A Six Pack of Anesthesia

I received instruction in operating room behavior as a third year medical student. I knew how to scrub, glove, and gown, but hadn’t stood at the operating table, hadn’t seen my first operation until this moment. This was to be my maiden voyage into the unknown of the operating room, the OR.

I scrubbed for five minutes as instructed and followed the attending surgeon and chief resident into the operating room. The head OR nurse took control of me, watched everything I did, and corrected me along the way with hand signals. I stood back from the table, inconspicuous, out of the way.

The patient was a known alcoholic who had an acute abdominal condition. Something catastrophic had happened in his abdomen, most likely to his pancreas. He was brought to the operating room clearly drunk. He wasn’t an ugly drunk. In fact, he had a degree of charm about him as he verbally jousted with the operating room staff. “Hey, who are you, kid?” he asked me. I didn’t answer, of course.

He was supine on the operating table with his hands on his tense and board like abdomen. He had a small, defiant grin on his face as he winced when a wave of pain overcame him. Spittle dribbled out the corner of his lips. He was a happy drunk, but quite intoxicated.

Large intravenous lines had been placed in his arm veins by the anesthesiologist. He attached a syringe to one of the IVs and then pushed the anesthetic medication. I looked down at the patient who was clearly feeling the effects of the anesthesia. He arched his back, tried to sit up, and then blurted out ecstatically, “Man, I could use a few six packs of this.”

He slumped back on the table and his head turned to the side. He was out. The anesthesiologist immediately righted his head, slapped an oxygen mask on him, and pushed oxygen into his lungs for thirty seconds. Then he quickly inserted a breathing tube. Very smooth. Nice. Maybe I should be an anesthesiologist, I thought. How cool.

The abdomen was prepped, and the patient was draped by the chief resident. Then we all converged on the table. “Push your hips up against the table,” the attending told me.

It was a fast moving operation as the attending and the chief resident ran into bleeding problems and other issues that I couldn’t appreciate. It was a tense operation. The surgeons were focused and moved quickly. They commanded me to pull harder on the retractors, and I pulled with all my strength, part of the team.

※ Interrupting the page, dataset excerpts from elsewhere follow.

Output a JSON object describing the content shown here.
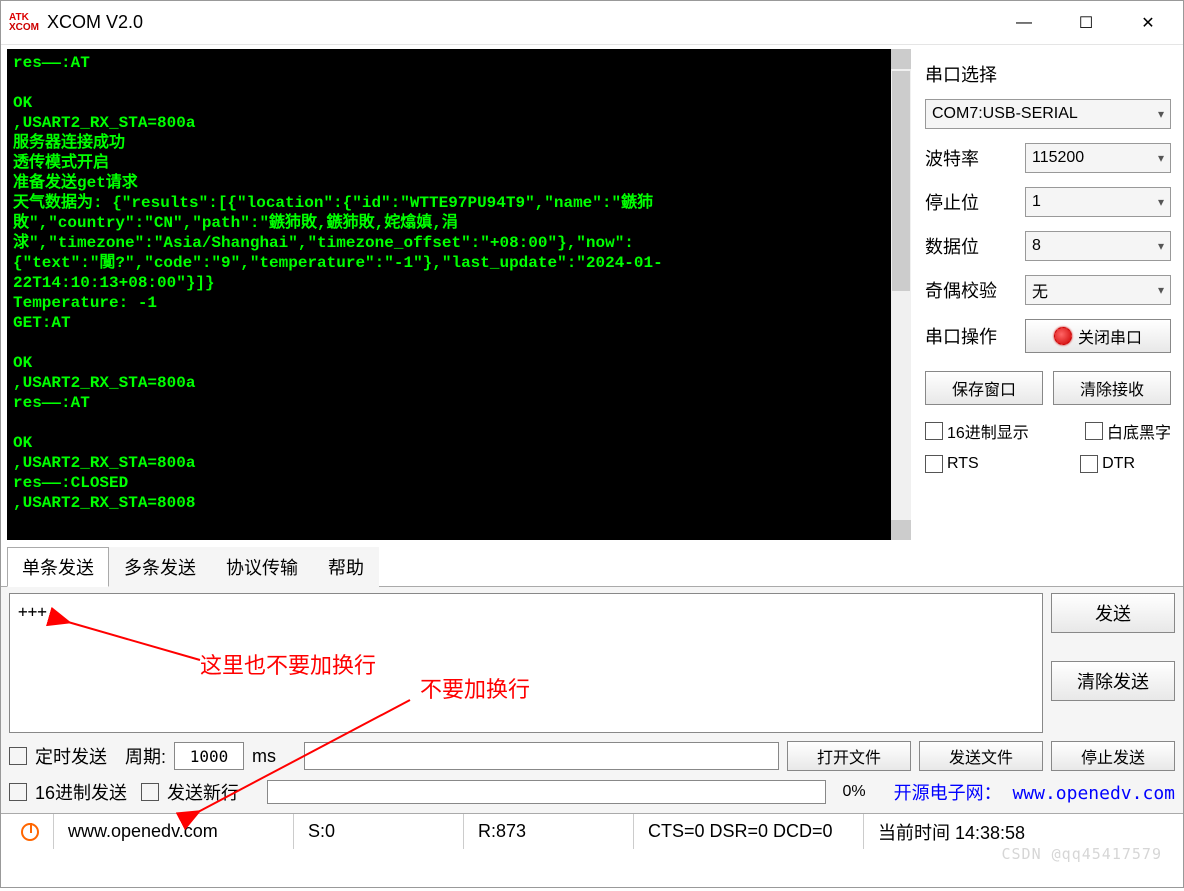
{
  "window": {
    "title": "XCOM V2.0",
    "logo_top": "ATK",
    "logo_bottom": "XCOM"
  },
  "terminal": {
    "content": "res——:AT\n\nOK\n,USART2_RX_STA=800a\n服务器连接成功\n透传模式开启\n准备发送get请求\n天气数据为: {\"results\":[{\"location\":{\"id\":\"WTTE97PU94T9\",\"name\":\"鏃犻\n敗\",\"country\":\"CN\",\"path\":\"鏃犻敗,鏃犻敗,姹熻嫃,涓\n浗\",\"timezone\":\"Asia/Shanghai\",\"timezone_offset\":\"+08:00\"},\"now\":\n{\"text\":\"闃?\",\"code\":\"9\",\"temperature\":\"-1\"},\"last_update\":\"2024-01-\n22T14:10:13+08:00\"}]}\nTemperature: -1\nGET:AT\n\nOK\n,USART2_RX_STA=800a\nres——:AT\n\nOK\n,USART2_RX_STA=800a\nres——:CLOSED\n,USART2_RX_STA=8008"
  },
  "side": {
    "title": "串口选择",
    "port": "COM7:USB-SERIAL",
    "baud_label": "波特率",
    "baud": "115200",
    "stop_label": "停止位",
    "stop": "1",
    "data_label": "数据位",
    "data": "8",
    "parity_label": "奇偶校验",
    "parity": "无",
    "op_label": "串口操作",
    "op_btn": "关闭串口",
    "save_btn": "保存窗口",
    "clear_btn": "清除接收",
    "hex_display": "16进制显示",
    "white_bg": "白底黑字",
    "rts": "RTS",
    "dtr": "DTR"
  },
  "tabs": {
    "single": "单条发送",
    "multi": "多条发送",
    "protocol": "协议传输",
    "help": "帮助"
  },
  "send": {
    "input": "+++",
    "send_btn": "发送",
    "clear_btn": "清除发送"
  },
  "opts": {
    "timed": "定时发送",
    "period_label": "周期:",
    "period": "1000",
    "ms": "ms",
    "open_file": "打开文件",
    "send_file": "发送文件",
    "stop_send": "停止发送",
    "hex_send": "16进制发送",
    "send_newline": "发送新行",
    "pct": "0%",
    "link_label": "开源电子网：",
    "link_url": "www.openedv.com"
  },
  "status": {
    "site": "www.openedv.com",
    "s": "S:0",
    "r": "R:873",
    "lines": "CTS=0 DSR=0 DCD=0",
    "time": "当前时间 14:38:58"
  },
  "annotations": {
    "text1": "这里也不要加换行",
    "text2": "不要加换行"
  },
  "watermark": "CSDN @qq45417579"
}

They finished the business part of the operation, relaxed some, and then allowed me a privileged glimpse at the operative field and the patient’s diminished pancreas, most of which was sacrificed as a result of his prodigious alcohol intake. Alcoholic Pancreatitis.

A six pack of this….For all my experiences with six packs in my life (I was only a few years out of college), the words would never be the same after my experience with this patient. Six pack became a new currency unit, a new measurement for imagined or experienced pleasures.

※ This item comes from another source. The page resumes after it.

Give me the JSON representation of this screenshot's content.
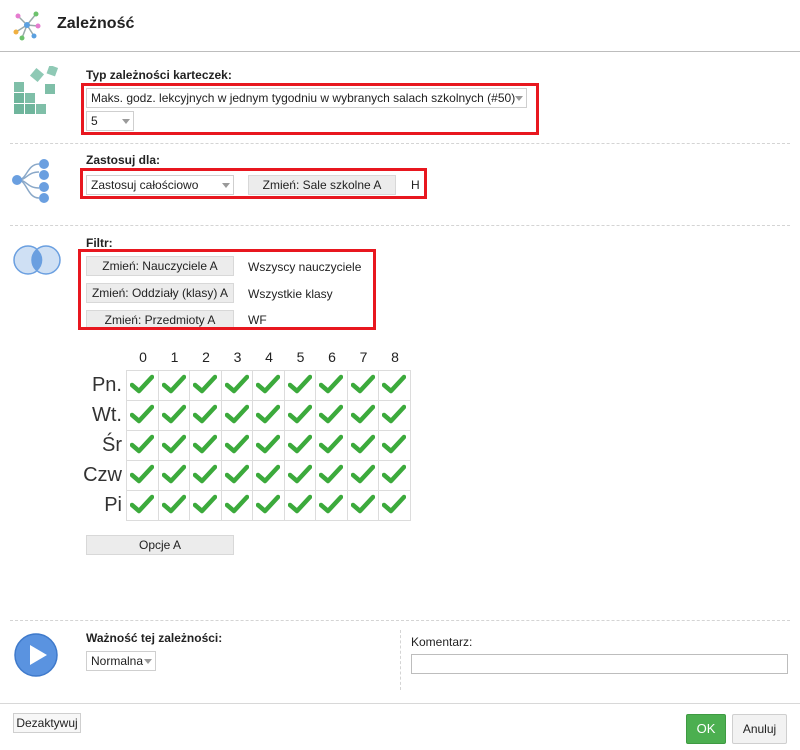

I stood at that operating table and thought about the fact that I could use a six pack of wisdom, a six pack of love, a six pack of religion, a six pack of endurance, a six pack of sleep. Could I achieve six pack abs working out in the gym? Is there such a thing as a three six pack vacation sitting on the beach and reading?

We all have ways of measuring our world and our experiences. And I had just learned how a confirmed alcoholic, a big time boozer, and a royal lush orders his world and measures his pleasures.

The patient would awaken to a world of postoperative hurt that no six pack can remedy. I wondered about his future, yet appreciated a new understanding of six pack as a unit of measurement.

So there it was–my long held OR virginity vanquished, scuttled by a happy drunk who lost the greater part of his pancreas due to his excessive drinking. As charming and seemingly funny as this patient was, it is doubtful that hedonists and epicureans would quantify their cultivated pleasures so crudely.

And chaotically swirling around the operating room at the same time were currents of pain and pleasure, misfortune and humor–a strong cocktail of captivating events and raw emotions. Interesting…very interesting.